NASERE the LOST SISTER

ONCE UPON A TIME there were a brother and sister who lived together. The mother had died leaving many goats, and the brother looked after the goats in the daytime, but in the evening he went away from home, for he was very handsome, and had many friends. The name of the girl was Nasere, the name of the brother Tunka Menin.

Now one day when the brother returned Nasere said to him, “Two men were here yesterday, and if you go away and leave me they will carry me off.” But he replied, “You talk nonsense.” She insisted, “I am speaking the truth. Now when they take me I will bear with me a gourd full of sap which is like fat, and I will let it drop along the path so that you can follow my trail.” That night when Tunka Menin brought the goats home, Nasere made a great feast and gruel, but again he went away. When Tunka Menin came back the next morning he found the homestead empty, for his sister had been carried away as she had said. However, he saw the track where drop by drop she had let fall the sap which was like fat. And Tunk Menin followed over hill and down dale, and ever and again he heard her voice crying from. the opposite hillside, “Follow after where you see the trail.”

The following day the sap began to take root and to spring up into little plants, but he did not see his sister. At last, he returned to his home to herd the flock. He took them out to feed, but he had no one to prepare food for him when he returned home at night, and if he himself prepared the food there was no one to care for the flocks. So he slew a goat and ate it and, when it was finished, he slew yet another, and so on till all the goats were finished. Then he killed and ate the oxen one by one. They lasted him months and years for the flock was large but, at last they were all gone, and then he bethought him of his sister.

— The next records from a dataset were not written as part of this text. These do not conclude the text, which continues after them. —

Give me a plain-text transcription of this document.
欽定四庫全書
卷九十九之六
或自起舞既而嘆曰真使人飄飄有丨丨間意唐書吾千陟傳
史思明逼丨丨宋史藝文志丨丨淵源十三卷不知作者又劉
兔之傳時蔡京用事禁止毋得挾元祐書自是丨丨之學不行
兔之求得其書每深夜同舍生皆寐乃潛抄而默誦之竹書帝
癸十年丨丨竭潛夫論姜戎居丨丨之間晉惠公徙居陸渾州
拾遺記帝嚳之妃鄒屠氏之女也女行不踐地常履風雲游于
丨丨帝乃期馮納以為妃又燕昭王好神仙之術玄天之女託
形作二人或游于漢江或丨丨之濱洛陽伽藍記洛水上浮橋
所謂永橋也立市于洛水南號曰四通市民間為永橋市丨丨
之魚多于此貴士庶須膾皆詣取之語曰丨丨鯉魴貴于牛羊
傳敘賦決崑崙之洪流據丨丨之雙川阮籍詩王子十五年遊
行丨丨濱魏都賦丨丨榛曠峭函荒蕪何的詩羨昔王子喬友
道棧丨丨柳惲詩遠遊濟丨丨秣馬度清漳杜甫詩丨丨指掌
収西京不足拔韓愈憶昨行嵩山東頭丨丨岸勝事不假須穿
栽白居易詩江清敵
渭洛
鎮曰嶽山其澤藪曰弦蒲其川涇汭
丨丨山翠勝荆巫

Now the plants which marked the way she had gone were, by this time, grown to trees, and so he journeyed on for one month and half a month and at the end of that time he came to a stream and by the stream were two children getting water. Then he said to the younger, “Give me some water in your gourd,” but the child refused. The elder child spoke to the younger and said, “Give the stranger to drink, for our mother said if ever you see a stranger coming by way of the trees he is my brother!” So he and the children went up to the homestead, and he waited outside, and Nasere came out, and he knew her at once. However, she did not know him, for he was not dressed as before with ochre and fat. He came into her hut and she gave him food, not in a good vessel, but in a potsherd. Then he slept in the hut, but on the floor, not in the bed.

Now the next day he went out with the children to drive away the birds from the crops and as he threw a stone he would say, “Fly away, little bird, as Nasere flew away and never came back any more.” Soon another bird would come and he would throw another stone and say the same words again. This happened the next day and the next for a whole month.

The children heard this, and so did others, and they said, “Why does he utter the name Nasere?” So they went and told their mother. At last she came and waited among the grass and listened to his words, and said, “Surely this is my brother Tunka Menin, and she went back to the house and sent for a young man and told him to go and fetch Tunka Menin to come to her, for she said, “He is my brother.” And the young man went and told Tunka Menin the words of his sister, and she has given me no cup for my food but a potsherd,” and he would not go in. Then the young man returned to Nasere and told her the words of her brother, and she said, “Take ten goats and go again and bid him to come to me.” So the young man took ten goats and said, “Your sister has sent these ten goats.” But again Tunka Menin refused, and the young man returned. So Nasere said, “Take ten oxen and give them to my brother.” However, Tunka Menin owuld not come. Nasere then sent him ten cows, and another ten cows, but still Tunka Menin refused to come in. Nasere thereupon told her husband how she had found her brother and how he would not be reconciled to her, and her husband said, “Send him still more animals,” so Nasere sent ten other cows and again ten more, till Tunka Menin had received forty cows besides the goats and the oxen which Nasere had sent at the first. And the heart of Tunka Menin relented, and he came into the house of his sister. And she killed a goat, and took the fat and dressed his hair and his shoulders, for she said, “I did not know you, for you were not adorned as before.

After Tunka Menin had been reconciled to his sister, he asked that eight wives should be given him. So the husband of Nasere sent to all his relations round about, and they brought in goats, and Tunka Menin bought eight girls, some for thirty goats, some for forty. Other relations all came and built eight huts for the wives near to the dwelling of Nasere, so Tunka Menin and his wives dwelt near the homestead of his sister.